Detido vários meses no Japão, o empresário foi libertado em março de 2019, após o pagamento de uma caução. No início de abril passado, foi novamente detido e outra vez libertado sob caução. O Ministério Público (MP) de Tóquio informou que a última detenção do ex-presidente da Nissan justifica-se pela suspeita de que Carlos Ghosn desviou cinco milhões de dólares, cerca de 4,4 milhões de euros.
No final desse mesmo mês, Ghosn ficou sob detenção domiciliária, a aguardar julgamento por evasão fiscal, entre outros crimes.
Os advogados e a família de Carlos Ghosn têm criticado fortemente as condições da detenção do empresário, bem como a forma como a justiça nipónica tem gerido os procedimentos deste caso.
Ghosn chegou à Nissan em 1999 como presidente executivo para liderar a recuperação do fabricante, com sede em Yokohama, nos arredores de Tóquio, depois de ter oficializado uma aliança com a francesa Renault.
A notícia da fuga de Carlos Ghosn apanhou de surpresa as autoridades nipónicas.
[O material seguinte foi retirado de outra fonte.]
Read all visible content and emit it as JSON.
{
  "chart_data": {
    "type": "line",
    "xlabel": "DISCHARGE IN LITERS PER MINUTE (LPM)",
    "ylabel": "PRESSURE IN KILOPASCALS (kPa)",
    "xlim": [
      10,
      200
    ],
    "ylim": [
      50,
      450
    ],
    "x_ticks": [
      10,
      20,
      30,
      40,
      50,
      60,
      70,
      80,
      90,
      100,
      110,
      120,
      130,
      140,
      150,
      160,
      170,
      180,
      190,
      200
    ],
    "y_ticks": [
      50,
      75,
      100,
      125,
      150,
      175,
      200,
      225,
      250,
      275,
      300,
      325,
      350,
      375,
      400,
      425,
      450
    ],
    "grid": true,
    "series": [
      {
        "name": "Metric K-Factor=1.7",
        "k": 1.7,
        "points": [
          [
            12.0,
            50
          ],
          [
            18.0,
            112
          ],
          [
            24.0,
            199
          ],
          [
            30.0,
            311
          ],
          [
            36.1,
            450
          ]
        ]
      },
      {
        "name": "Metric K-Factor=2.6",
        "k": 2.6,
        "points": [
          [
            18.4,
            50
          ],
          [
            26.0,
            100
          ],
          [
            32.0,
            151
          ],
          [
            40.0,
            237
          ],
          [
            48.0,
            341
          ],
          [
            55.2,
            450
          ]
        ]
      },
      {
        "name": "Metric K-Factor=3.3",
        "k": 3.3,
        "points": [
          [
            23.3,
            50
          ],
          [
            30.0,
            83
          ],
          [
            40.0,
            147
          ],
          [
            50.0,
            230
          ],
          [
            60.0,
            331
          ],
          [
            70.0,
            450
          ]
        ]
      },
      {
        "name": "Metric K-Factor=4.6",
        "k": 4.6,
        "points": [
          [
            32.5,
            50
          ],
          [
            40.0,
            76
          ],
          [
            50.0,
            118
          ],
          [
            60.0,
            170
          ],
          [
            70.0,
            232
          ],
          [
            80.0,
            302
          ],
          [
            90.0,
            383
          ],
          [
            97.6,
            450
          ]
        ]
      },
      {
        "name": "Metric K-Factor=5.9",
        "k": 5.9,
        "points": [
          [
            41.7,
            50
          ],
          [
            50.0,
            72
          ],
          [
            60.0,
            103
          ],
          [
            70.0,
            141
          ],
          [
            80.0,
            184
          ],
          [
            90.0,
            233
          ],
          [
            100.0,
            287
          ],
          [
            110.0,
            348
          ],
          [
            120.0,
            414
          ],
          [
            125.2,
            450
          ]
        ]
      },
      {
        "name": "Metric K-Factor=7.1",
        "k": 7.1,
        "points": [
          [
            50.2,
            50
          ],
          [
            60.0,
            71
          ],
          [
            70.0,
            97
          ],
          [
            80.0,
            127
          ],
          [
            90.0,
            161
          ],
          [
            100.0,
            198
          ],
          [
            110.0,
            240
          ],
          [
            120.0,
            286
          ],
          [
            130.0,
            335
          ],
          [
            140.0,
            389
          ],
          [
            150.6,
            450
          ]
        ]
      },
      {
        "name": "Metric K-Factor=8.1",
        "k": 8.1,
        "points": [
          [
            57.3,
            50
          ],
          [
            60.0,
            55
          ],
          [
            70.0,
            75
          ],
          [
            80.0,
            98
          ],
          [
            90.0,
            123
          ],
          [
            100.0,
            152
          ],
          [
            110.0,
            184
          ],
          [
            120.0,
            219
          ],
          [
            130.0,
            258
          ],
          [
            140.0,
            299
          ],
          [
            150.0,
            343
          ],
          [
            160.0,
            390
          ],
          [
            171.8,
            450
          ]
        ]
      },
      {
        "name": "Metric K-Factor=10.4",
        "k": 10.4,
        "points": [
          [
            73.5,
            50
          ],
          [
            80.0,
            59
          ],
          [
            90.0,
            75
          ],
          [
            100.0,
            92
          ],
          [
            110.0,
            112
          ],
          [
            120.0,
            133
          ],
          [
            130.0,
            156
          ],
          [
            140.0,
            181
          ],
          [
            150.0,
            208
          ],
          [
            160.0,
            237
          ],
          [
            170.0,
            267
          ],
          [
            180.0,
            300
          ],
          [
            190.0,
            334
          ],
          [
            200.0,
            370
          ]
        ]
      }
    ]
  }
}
Os serviços de estrangeiros e fronteiras não tinham qualquer informação sobre a saída de Ghosn. Neste momento, Ghosn está em Beirute, numa casa de família, na companhia da sua mulher, Carole, de origem libanesa.
Ghosn terá usado um avião particular com destino à Turquia e depois ao Líbano. Ghosn ter-se-á escondido numa caixa destinada a equipamentos musicais para não ser detetado. A mulher, Carole Ghosn, reagiu, dizendo tratar-se de “uma ficção”, sem detalhar mais sobre a fuga do marido.
Ghosn terá entrado no Líbano com um passaporte francês. O objetivo da fuga seria encontrar um ambiente jurídico mais favorável para Ghosn. O Líbano tinha iniciado contactos com o governo japonês para que o gestor fosse julgado em Beirute.
Desconhece-se ainda como Carlos Ghosn conseguiu escapar para a capital do Líbano e quando começou a preparar o plano que segundo o próprio foi elaborado “sozinho”. No entanto, as autoridades estão a tentar perceber se houve cúmplices.
Na quinta-feira, o Líbano recebeu um mandado internacional da Interpol para a detenção do ex-presidente da Renault-Nissan. As autoridades turcas já detiveram e colocaram sob custódia sete pessoas, incluindo quatro pilotos, todos suspeitos de ajudar Ghosn a fugir do Japão para o Líbano.
Na segunda-feira, o chefe do gabinete e ministro porta-voz do Governo, Yoshihide Suga, garantiu que Tóquio desenvolverá todos os esforços diplomáticos para conseguir que o Líbano entregue o ex-presidente da Nissan às autoridades japonesas.